Mr. Albaugh will receive compensation for his service on the Board pursuant to the compensation program for the Company’s non-employee directors, as in effect from time to time during his service on the Board. The Company’s current non-employee director compensation program is described on pages 21-24 of the Proxy Statement. In addition, the Company will enter into an indemnity agreement with Mr. Albaugh, in the form approved in principle by the Company’s shareholders and which the Company has entered into with each of its directors to supplement the indemnification coverage provided by the Company’s Articles of Incorporation and By-Laws and the Pennsylvania Business Corporation Law. (See Form of Indemnity Agreement between the Company and individual directors or officers, incorporated by reference to exhibit 10(j) to the Company’s Annual Report on Form 10-K (Commission file number 1-3610) for the year ended December 31, 1987.)
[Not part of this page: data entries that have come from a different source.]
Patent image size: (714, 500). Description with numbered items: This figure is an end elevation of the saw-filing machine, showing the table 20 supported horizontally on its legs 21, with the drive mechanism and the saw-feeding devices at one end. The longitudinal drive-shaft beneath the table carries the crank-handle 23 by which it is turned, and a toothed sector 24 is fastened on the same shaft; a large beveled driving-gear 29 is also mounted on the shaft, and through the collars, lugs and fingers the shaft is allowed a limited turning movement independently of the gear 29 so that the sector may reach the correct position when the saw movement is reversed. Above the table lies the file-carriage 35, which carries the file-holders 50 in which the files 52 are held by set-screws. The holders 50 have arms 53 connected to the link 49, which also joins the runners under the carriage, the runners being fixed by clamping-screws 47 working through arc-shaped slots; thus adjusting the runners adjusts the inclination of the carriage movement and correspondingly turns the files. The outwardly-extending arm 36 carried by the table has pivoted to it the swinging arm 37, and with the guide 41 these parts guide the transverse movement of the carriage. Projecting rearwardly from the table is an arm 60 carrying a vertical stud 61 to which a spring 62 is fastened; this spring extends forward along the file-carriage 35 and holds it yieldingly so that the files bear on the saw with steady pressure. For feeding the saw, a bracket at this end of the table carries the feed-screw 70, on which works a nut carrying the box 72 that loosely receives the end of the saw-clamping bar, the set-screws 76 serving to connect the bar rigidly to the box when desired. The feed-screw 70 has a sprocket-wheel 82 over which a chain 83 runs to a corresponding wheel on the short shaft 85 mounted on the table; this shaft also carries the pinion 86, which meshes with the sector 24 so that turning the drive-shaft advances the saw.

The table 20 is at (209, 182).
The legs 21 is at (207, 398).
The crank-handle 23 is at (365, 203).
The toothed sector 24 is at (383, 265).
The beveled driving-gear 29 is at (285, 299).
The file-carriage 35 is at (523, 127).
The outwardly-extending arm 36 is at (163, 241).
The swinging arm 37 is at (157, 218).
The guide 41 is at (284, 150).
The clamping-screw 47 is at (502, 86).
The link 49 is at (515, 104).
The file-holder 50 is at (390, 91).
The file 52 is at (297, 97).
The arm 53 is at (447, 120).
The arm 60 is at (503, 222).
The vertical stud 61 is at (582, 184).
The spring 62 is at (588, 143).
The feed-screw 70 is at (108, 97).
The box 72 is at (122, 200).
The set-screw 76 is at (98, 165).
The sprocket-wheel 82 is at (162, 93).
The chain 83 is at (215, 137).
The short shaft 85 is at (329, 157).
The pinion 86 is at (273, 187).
Item 9.01. Financial Statements and Exhibits

 

Exhibit

Number

  

Description

10.1    Settlement Agreement, dated as of May 22, 2017, by and among Elliott Associates, L.P., Elliott International, L.P., Elliott International Capital Advisors Inc. and Arconic Inc.
99.1    Press Release issued by Arconic Inc. on May 22, 2017


SIGNATURES

Pursuant to the requirements of the Securities Exchange Act of 1934, the Registrant has duly caused this report to be signed on its behalf by the undersigned hereunto duly authorized.

 

ARCONIC INC.
By:  

/s/ Katherine H. Ramundo

Name:   Katherine H. Ramundo
Title:  

Executive Vice President, Chief

Legal Officer and Secretary

Date: May 22, 2017


EXHIBIT INDEX

 

Exhibit

Number

  

Description

10.1

   Settlement Agreement, dated as of May 22, 2017, by and among Elliott Associates, L.P., Elliott International, L.P., Elliott International Capital Advisors Inc. and Arconic Inc.